Nurses and an aide were present in defendant's room when the detectives arrived, and the detectives requested that the nurses remain to provide any assistance required. Defendant was read his Miranda rights before the detectives began questioning him. He indicated that he understood his rights, initialed a document setting forth those rights and agreed to talk to the detectives. Defendant was awake and maintained eye contact with the officers; he did not doze off at any time during the interview, require assistance in holding the pencil or paper on which he wrote, or request an attorney and that questioning stop. The interview lasted approximately 40 minutes and, in response to the officers' questions, defendant admitted that he had a sexual relationship with the victim for approximately two years, detailed their sexual activity and stated that he wanted to tell the victim that he was very sorry. At the close of the interview, one of the nurses signed the paper on which defendant wrote his admissions.
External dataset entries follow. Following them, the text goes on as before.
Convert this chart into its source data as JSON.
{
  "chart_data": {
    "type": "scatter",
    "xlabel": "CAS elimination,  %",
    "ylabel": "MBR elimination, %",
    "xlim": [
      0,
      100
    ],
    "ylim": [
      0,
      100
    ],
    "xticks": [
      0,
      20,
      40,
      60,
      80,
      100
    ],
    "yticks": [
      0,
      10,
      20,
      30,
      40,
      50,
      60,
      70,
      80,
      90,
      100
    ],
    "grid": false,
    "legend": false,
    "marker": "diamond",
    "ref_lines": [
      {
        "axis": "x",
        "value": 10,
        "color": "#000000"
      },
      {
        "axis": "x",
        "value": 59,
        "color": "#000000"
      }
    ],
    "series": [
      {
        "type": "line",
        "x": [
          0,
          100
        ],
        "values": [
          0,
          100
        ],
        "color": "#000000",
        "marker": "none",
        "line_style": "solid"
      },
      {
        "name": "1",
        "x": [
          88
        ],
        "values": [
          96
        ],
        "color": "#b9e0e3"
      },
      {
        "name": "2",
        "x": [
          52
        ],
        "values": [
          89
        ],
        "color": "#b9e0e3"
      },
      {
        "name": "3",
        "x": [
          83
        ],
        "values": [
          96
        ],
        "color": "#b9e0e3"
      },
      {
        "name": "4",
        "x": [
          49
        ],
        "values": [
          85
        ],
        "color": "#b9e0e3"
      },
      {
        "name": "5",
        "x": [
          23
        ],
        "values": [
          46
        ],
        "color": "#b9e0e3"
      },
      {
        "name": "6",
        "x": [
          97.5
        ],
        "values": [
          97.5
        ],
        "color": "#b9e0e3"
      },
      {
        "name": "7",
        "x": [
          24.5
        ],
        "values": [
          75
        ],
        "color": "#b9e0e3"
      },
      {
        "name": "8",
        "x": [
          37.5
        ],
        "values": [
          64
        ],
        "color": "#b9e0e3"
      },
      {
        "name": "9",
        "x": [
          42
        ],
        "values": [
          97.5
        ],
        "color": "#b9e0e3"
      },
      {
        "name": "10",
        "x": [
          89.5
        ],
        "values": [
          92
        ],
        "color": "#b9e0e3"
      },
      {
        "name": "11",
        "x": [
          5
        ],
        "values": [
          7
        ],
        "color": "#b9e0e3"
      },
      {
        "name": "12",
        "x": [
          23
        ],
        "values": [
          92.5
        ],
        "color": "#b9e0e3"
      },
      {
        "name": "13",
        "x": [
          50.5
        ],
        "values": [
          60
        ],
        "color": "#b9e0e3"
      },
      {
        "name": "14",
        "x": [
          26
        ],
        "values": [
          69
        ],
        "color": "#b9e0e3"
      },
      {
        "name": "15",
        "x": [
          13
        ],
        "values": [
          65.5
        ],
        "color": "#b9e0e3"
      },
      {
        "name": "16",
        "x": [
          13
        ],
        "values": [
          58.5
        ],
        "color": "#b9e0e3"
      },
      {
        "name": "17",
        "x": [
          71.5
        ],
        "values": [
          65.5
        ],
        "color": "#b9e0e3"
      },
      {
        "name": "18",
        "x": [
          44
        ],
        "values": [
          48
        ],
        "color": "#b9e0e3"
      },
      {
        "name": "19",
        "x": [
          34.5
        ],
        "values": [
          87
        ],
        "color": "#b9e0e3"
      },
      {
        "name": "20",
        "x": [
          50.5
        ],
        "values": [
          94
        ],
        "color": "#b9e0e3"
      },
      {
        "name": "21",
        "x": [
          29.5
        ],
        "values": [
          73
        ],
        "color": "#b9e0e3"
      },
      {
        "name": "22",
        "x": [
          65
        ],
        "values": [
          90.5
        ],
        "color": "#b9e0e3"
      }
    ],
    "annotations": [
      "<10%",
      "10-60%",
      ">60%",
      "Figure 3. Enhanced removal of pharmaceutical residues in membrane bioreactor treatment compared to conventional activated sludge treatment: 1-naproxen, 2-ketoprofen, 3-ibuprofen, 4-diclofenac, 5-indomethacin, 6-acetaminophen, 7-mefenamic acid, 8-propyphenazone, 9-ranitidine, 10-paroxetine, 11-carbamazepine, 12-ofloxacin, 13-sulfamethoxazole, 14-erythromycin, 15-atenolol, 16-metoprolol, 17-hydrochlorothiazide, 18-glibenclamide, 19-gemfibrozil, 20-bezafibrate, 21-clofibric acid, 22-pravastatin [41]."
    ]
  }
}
Although defendant apparently had been given morphine and other drugs at some point prior to the interview, we conclude that neither his physical condition nor the circumstances of the interview rendered it involuntary, and that the People proved voluntariness beyond a reasonable doubt (see People v Thompson, 34 AD3d 931, 932-933 , lv denied 7 NY3d 929 ; People v May, 263 AD2d at 218-219; People v Morris, 245 AD2d 954, 954-955 , lv denied 91 NY2d 928 ; People v Shields, 125 AD2d 863, 863-865 , lv denied 69 NY2d 955 ). Defendant's assertions to the contrary, as well as his claims that he was denied access to an attorney, did not write his admissions, was subjected to an increasing amount of pressure and that the officers made threats, promises and lies designed to obtain a confession are unsupported by the record.
Defendant's remaining arguments require little further discussion. To the extent that defendant challenges the evidence as legally insufficient to support the verdict, his argument is unpreserved. Although defendant made general motions to dismiss and to set aside the verdict based on insufficient evidence, he did not assert the specific deficiencies in the evidence now challenged before us; "preservation requires a detailed motion addressing the specific deficiencies in the evidence" (People v Carter, 40 AD3d 1310, 1311 , lv denied 9 NY3d 873, 879 ; see People v Gray, 86 NY2d 10, 19 ; People v Riddick, 34 AD3d 923, 924-925 , lv denied 9 NY3d 868 ). Furthermore, viewing the evidence neutrally and " 'weigh[ing] the relative probative force of conflicting testimony and the relative strength of conflicting inferences that may be drawn from the testimony' " (People v Bleakley, 69 NY2d 490, 495  [citation omitted]; see People v Danielson, 9 NY3d 342, 348-349 ; People v Romero, 7 NY3d 633, 643-644 ; see generally People v Cooper, 88 NY2d 1056, 1058 ), we conclude that the verdict is not against the weight of the evidence. Defendant's remaining arguments—that he received ineffective assistance of [*3]counsel and that his sentence was harsh and excessive—have been considered and found to be lacking in merit.
Peters, Spain, Carpinello and Lahtinen, JJ., concur. Ordered that the judgment is affirmed.